Wie weiter, wenn der starke Mann weg ist? Das ist das klassische Problem von autoritär geführten Staaten. Neben Tansanias Präsident John Magufuli hatte niemand Platz. Das musste auch Oppositionsführer Tundu Lissu feststellen. Bei den Wahlen letztes Jahr erzielte er offiziell 13 Prozent aller Stimmen, doch sein Wahlkampf wurde massiv behindert. Seine Partei verlor fast alle Sitze im Parlament.
«Wir haben Magufuli überlebt», ist heute seine Reaktion. Tundu Lissu wünscht sich eine Wende in Tansania: «Die Unterdrückung von Opposition und Medien muss aufhören, wie auch das Leugnen von Covid im Land.» Präsident Magufuli hatte die Pandemie letztes Jahr für beendet erklärt. Offiziell starb er an Herzversagen, doch die Gerüchte halten sich, Magufuli sei dem Virus erlegen.

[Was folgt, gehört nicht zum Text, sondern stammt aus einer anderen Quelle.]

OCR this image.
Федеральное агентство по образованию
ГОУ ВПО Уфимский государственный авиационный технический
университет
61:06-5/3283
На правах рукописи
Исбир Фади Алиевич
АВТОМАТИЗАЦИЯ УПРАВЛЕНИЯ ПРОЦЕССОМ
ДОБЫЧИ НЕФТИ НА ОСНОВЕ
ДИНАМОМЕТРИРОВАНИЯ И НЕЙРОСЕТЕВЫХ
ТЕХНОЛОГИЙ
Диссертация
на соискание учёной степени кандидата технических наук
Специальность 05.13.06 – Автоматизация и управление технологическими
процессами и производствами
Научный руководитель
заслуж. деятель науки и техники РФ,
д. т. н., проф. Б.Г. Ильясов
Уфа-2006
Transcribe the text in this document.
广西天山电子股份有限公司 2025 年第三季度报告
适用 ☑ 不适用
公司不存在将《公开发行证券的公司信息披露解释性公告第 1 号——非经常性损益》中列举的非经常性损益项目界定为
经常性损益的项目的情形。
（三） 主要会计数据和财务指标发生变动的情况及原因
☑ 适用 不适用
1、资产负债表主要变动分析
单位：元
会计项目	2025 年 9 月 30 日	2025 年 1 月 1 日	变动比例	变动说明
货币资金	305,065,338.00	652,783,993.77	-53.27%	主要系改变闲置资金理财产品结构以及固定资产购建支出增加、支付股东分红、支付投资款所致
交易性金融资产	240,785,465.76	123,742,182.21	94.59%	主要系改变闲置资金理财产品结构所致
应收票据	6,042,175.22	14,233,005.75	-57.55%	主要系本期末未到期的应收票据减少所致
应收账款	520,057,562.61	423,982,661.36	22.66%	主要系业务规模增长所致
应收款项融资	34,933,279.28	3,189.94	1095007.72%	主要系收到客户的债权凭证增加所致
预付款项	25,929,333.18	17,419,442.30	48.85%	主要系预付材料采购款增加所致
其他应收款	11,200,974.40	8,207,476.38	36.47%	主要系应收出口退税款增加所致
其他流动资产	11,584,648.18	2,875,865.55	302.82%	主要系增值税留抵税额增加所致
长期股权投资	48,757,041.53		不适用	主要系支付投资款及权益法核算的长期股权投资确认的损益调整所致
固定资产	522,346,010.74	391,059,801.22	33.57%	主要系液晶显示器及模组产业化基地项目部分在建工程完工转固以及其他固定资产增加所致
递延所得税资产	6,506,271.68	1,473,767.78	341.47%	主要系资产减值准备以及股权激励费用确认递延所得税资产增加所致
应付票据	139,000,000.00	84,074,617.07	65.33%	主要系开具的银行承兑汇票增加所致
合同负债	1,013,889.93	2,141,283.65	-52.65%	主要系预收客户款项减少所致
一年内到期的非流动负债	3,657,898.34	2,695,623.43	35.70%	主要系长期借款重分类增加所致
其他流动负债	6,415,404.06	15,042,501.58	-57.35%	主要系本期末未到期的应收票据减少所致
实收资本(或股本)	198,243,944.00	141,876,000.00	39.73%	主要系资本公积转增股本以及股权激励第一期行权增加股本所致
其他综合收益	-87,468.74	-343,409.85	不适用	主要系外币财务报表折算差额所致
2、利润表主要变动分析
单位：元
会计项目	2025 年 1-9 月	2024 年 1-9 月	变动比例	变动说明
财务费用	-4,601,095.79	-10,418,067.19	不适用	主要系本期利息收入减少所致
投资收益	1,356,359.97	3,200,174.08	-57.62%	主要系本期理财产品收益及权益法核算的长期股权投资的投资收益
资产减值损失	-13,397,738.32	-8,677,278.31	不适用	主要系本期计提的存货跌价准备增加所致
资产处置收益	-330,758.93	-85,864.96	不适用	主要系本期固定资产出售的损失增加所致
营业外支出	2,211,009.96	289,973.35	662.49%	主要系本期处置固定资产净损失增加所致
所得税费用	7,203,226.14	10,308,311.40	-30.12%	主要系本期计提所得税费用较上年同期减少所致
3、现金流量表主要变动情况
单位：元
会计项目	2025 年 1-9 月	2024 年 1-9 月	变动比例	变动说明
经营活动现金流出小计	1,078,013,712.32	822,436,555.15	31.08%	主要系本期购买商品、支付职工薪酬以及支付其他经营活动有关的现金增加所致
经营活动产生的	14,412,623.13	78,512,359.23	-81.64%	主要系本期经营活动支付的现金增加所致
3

Effizienz und Unterdrückung
Magufuli war ein autoritärer Herrscher. Doch er war populär, besonders bei ärmeren im Land. Kioskbetreiber und Strassenverkäuferinnen etwa fanden sich weniger Staatswillkür ausgesetzt als früher. «Die Staatsangestellten erbringen heute Dienstleistungen für die Bevölkerung, früher machten sie kaum etwas», so die Politologin Aikande Kwayu, die in Tansania lebt und für die Universität Wisconsin-Madison forscht.
Der Präsident hatte auch die Infrastruktur des Landes ausgebaut. Doch dafür regierten Magufuli und seine Leute rücksichtslos. «Die Verfassung wurde nicht respektiert und die Opposition unterdrückt», erklärt die Politologin.
Versöhnliche Töne von Präsidentin
Schon am Freitagmorgen wurde Magufulis Nachfolgerin vereidigt. Samia Hassan, eine Muslima von der Insel Sansibar und bisher Vizepräsidentin Tansanias. Sie ist keine Frau der lauten Töne. «Hassan könnte das polarisierte Land vereinen», glaubt Kwayu. «Viele Leute freuen sich über den Tod des Präsidenten, das ist doch traurig.»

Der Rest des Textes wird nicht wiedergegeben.